Call POST /api/v1/routes/route to generate the full transaction payload. Pass a metadata object with any fields you need echoed back in status responses (user ID, withdrawal ID, etc.). An intent record is created internally.
3

Sign and broadcast

Your signing infrastructure (custody wallet, MetaMask, or equivalent) builds the transaction from the payload, signs it, and broadcasts it to the source chain. Trustware never touches private keys.If the source token is an ERC-20, check the spender allowance with GET /allowance and prompt the user for an approval transaction if needed before broadcasting the route.
4

Receipt and status

Immediately submit the transaction hash to POST /api/v1/route-intent/:id/receipt. Then poll GET /api/v1/route-intent/:id/status until the status reaches success or failed.
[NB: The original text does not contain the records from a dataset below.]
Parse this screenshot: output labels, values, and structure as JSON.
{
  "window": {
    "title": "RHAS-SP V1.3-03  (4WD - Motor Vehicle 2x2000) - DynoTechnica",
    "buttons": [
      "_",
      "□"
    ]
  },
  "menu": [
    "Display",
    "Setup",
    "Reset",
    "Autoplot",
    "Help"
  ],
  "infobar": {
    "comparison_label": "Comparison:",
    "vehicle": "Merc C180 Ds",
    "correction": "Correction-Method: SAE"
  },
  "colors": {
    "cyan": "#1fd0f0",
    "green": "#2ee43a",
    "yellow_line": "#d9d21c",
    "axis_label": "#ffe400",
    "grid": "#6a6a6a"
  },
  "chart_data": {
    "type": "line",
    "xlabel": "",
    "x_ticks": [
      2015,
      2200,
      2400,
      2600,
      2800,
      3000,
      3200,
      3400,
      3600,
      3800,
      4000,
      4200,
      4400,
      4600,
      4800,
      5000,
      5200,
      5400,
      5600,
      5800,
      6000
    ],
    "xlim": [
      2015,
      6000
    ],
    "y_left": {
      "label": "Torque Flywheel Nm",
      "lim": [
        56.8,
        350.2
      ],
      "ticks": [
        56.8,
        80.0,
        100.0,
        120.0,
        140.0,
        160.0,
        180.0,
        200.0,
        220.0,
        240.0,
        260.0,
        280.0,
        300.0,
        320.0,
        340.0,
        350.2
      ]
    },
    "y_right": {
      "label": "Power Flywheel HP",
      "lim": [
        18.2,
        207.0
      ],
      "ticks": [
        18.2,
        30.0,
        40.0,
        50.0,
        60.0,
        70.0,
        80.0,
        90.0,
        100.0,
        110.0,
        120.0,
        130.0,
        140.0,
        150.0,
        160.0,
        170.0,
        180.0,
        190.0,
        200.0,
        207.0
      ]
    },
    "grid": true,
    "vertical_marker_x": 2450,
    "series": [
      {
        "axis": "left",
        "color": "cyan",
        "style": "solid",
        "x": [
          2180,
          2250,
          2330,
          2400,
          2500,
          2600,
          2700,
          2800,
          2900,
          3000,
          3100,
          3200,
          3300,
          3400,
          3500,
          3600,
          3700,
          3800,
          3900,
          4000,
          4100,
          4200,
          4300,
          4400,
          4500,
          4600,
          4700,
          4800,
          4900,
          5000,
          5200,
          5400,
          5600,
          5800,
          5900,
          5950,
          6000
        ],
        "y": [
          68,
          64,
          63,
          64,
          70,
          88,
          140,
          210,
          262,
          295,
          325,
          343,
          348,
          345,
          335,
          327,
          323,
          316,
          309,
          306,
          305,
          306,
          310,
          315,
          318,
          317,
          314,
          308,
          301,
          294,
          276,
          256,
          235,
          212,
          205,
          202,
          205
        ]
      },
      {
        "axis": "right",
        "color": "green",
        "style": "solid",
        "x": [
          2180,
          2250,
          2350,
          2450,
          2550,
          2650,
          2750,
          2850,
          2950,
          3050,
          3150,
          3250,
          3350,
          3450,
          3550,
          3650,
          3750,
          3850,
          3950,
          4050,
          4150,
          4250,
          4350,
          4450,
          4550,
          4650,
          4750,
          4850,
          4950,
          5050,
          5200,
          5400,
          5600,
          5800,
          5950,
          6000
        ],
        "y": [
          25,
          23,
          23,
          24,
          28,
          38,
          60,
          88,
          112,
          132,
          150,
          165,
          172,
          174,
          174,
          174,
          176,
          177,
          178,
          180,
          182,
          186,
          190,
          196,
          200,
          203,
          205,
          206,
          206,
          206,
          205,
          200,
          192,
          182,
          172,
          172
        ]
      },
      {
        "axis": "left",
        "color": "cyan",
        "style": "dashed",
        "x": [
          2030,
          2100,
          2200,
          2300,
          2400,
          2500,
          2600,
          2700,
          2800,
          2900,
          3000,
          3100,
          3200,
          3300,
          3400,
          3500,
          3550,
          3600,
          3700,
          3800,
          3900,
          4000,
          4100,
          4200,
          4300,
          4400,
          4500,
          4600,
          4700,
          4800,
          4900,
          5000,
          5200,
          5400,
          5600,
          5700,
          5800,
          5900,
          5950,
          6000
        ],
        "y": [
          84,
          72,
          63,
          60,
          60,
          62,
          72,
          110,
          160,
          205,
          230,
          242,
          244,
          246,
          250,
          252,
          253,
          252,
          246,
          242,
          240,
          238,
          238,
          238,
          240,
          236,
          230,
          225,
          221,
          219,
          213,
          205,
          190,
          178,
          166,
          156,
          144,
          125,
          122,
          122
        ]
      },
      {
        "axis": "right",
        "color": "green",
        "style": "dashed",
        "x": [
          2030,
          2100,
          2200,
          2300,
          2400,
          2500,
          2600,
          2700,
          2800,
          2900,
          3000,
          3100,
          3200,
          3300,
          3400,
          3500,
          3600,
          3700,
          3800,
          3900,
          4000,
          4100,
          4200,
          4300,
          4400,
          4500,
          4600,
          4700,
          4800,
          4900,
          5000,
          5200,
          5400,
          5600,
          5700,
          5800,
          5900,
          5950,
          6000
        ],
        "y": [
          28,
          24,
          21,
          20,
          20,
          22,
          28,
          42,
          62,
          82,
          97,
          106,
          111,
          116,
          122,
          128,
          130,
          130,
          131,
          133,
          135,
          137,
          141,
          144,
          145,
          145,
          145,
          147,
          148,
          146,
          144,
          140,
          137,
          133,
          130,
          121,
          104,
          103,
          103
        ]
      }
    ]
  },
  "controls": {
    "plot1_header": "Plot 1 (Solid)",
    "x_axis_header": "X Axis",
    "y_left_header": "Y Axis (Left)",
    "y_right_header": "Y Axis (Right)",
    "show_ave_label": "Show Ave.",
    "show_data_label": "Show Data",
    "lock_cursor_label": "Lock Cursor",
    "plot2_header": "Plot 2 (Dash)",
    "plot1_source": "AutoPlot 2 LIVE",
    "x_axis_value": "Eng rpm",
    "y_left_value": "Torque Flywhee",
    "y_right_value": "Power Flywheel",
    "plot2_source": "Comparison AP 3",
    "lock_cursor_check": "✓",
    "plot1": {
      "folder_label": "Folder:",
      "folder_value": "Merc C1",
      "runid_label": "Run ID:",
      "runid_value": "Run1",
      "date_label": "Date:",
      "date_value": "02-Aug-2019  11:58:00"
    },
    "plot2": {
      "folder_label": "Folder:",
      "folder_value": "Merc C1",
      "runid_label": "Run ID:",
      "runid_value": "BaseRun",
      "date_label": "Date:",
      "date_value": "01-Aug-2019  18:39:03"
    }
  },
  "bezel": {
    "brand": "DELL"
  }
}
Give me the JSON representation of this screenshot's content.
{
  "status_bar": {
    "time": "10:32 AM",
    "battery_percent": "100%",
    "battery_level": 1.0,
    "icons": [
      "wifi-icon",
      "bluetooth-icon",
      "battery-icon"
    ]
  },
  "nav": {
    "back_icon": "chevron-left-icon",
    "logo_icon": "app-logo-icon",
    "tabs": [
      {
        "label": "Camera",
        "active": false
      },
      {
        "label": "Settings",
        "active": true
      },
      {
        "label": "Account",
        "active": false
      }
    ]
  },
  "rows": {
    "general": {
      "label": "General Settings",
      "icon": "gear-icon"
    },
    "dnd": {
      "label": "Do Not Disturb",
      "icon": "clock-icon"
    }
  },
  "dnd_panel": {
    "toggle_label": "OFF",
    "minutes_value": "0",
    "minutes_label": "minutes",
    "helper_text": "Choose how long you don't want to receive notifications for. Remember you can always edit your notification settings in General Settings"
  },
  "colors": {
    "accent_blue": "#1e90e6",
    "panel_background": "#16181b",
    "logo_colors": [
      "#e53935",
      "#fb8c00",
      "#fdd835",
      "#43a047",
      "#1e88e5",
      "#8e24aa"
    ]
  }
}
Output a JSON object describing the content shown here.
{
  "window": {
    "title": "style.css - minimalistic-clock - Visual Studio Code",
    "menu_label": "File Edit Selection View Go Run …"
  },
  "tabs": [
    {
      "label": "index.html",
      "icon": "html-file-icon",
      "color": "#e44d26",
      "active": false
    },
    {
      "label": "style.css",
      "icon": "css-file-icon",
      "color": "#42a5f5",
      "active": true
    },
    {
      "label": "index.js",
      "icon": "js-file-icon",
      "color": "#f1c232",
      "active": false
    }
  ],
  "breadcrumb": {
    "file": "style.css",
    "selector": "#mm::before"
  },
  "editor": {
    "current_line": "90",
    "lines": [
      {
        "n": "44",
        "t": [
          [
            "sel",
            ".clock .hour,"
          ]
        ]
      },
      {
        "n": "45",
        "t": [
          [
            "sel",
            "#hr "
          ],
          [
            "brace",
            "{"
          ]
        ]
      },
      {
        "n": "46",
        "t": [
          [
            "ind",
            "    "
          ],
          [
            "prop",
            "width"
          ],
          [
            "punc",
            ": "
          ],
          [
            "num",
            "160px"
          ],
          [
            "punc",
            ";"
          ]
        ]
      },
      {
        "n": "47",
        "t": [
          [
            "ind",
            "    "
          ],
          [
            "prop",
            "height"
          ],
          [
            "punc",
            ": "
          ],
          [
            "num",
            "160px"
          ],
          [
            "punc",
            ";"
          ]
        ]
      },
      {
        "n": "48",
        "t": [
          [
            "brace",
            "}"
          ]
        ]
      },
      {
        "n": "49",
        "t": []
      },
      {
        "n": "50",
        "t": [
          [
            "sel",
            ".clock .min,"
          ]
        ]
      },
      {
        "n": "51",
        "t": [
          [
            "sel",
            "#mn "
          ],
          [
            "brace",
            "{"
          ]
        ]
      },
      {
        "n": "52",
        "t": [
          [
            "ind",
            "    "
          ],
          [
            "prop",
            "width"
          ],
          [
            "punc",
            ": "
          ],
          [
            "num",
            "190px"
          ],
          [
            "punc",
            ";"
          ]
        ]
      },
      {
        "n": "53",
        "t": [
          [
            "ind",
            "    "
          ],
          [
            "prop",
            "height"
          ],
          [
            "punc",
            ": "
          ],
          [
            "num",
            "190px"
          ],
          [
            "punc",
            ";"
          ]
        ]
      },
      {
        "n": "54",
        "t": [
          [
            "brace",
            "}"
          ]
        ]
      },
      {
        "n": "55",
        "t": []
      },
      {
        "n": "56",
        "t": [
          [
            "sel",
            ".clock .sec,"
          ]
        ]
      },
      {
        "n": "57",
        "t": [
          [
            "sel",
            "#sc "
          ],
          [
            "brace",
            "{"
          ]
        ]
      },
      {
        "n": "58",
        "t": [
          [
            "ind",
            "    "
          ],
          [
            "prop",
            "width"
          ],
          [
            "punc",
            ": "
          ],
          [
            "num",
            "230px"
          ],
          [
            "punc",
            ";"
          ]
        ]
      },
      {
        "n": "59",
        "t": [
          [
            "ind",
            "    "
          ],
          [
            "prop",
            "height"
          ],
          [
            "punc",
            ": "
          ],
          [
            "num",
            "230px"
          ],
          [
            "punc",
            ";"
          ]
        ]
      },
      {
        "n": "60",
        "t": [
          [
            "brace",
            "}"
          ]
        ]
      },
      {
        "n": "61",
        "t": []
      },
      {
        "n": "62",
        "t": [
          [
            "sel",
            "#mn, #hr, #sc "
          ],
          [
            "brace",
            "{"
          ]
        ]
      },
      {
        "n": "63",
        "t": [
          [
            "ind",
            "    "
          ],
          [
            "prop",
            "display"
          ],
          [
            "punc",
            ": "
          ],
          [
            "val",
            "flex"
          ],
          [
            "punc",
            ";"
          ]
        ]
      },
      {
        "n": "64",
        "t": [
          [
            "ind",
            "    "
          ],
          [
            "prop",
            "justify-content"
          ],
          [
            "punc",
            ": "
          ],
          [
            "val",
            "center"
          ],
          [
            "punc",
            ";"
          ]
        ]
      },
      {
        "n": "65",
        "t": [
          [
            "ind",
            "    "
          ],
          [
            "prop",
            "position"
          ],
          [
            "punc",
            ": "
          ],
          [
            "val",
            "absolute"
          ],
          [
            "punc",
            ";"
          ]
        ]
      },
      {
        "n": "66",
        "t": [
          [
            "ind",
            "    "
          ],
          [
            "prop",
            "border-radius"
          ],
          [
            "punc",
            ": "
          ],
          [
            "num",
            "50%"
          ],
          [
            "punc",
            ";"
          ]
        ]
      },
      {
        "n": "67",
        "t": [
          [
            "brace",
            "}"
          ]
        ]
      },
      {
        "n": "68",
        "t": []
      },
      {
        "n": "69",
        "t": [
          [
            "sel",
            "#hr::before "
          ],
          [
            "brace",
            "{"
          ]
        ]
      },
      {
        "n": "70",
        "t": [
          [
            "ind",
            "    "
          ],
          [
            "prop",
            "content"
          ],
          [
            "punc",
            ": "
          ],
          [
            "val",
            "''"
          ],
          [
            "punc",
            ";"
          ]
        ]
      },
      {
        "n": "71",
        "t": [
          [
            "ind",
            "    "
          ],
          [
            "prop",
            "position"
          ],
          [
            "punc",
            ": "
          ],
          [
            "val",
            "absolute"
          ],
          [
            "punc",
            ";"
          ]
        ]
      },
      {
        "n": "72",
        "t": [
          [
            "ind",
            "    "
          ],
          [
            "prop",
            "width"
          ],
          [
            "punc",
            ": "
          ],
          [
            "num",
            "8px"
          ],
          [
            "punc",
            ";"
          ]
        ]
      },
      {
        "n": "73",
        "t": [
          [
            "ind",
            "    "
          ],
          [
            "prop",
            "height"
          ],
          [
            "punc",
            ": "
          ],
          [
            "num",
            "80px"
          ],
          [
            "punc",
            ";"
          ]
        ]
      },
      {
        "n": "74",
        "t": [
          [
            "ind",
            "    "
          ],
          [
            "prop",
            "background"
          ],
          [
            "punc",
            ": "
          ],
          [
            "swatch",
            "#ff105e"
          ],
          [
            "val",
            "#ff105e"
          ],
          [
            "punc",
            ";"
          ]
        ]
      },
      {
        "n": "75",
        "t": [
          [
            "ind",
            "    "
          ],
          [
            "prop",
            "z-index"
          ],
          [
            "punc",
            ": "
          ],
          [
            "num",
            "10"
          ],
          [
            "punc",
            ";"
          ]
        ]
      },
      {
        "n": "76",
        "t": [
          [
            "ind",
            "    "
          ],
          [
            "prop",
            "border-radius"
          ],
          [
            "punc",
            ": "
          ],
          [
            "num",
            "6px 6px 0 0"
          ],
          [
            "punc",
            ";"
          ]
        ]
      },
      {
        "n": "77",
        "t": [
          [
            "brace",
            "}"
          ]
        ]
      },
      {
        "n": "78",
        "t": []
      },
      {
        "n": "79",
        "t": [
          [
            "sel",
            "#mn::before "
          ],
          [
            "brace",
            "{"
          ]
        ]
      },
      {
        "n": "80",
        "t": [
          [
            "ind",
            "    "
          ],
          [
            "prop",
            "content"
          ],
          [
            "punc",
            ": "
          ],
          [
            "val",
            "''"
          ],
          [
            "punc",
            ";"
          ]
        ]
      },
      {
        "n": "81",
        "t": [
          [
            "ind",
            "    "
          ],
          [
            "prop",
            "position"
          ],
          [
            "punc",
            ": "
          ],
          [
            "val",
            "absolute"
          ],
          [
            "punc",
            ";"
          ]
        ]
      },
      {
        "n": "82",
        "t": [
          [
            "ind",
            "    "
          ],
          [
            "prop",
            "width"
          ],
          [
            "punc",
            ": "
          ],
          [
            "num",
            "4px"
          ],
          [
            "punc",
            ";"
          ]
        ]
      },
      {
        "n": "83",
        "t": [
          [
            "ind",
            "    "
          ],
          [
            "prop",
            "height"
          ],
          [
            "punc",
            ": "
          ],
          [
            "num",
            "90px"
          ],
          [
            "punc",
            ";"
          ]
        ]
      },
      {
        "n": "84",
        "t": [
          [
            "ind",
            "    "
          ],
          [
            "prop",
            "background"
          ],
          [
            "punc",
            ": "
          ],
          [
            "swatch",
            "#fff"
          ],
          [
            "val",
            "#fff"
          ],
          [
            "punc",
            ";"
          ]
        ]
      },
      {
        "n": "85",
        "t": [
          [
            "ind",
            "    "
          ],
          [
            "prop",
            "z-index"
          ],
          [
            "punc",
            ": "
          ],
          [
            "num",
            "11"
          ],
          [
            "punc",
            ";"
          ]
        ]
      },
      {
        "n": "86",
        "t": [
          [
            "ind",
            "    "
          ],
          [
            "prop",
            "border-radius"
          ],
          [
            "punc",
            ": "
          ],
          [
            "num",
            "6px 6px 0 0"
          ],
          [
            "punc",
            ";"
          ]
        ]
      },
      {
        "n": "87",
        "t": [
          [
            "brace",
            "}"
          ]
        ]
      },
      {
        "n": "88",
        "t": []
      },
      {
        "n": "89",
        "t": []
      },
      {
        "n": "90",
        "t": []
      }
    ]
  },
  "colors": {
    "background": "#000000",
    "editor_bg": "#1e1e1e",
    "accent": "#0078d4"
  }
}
What Trustware does not do

Trustware never takes custody of funds. The API generates a transaction payload that your signing infrastructure executes. Private keys stay with you. Funds flow peer-to-peer via on-chain contracts — Trustware is the routing and orchestration layer, not a custodian.

Rate limits

The API is rate-limited per API key. If you exceed the limit, the response returns 429 Too Many Requests with Retry-After, X-RateLimit-Limit, X-RateLimit-Remaining, and X-RateLimit-Reset headers. Implement exponential backoff on 429 responses, especially on the /status polling endpoint.

Versioning

The current API version is v1. Breaking changes will introduce a new version prefix. The legacy /api/ (unversioned) aliases will return deprecation headers and stop working on 2026-12-31.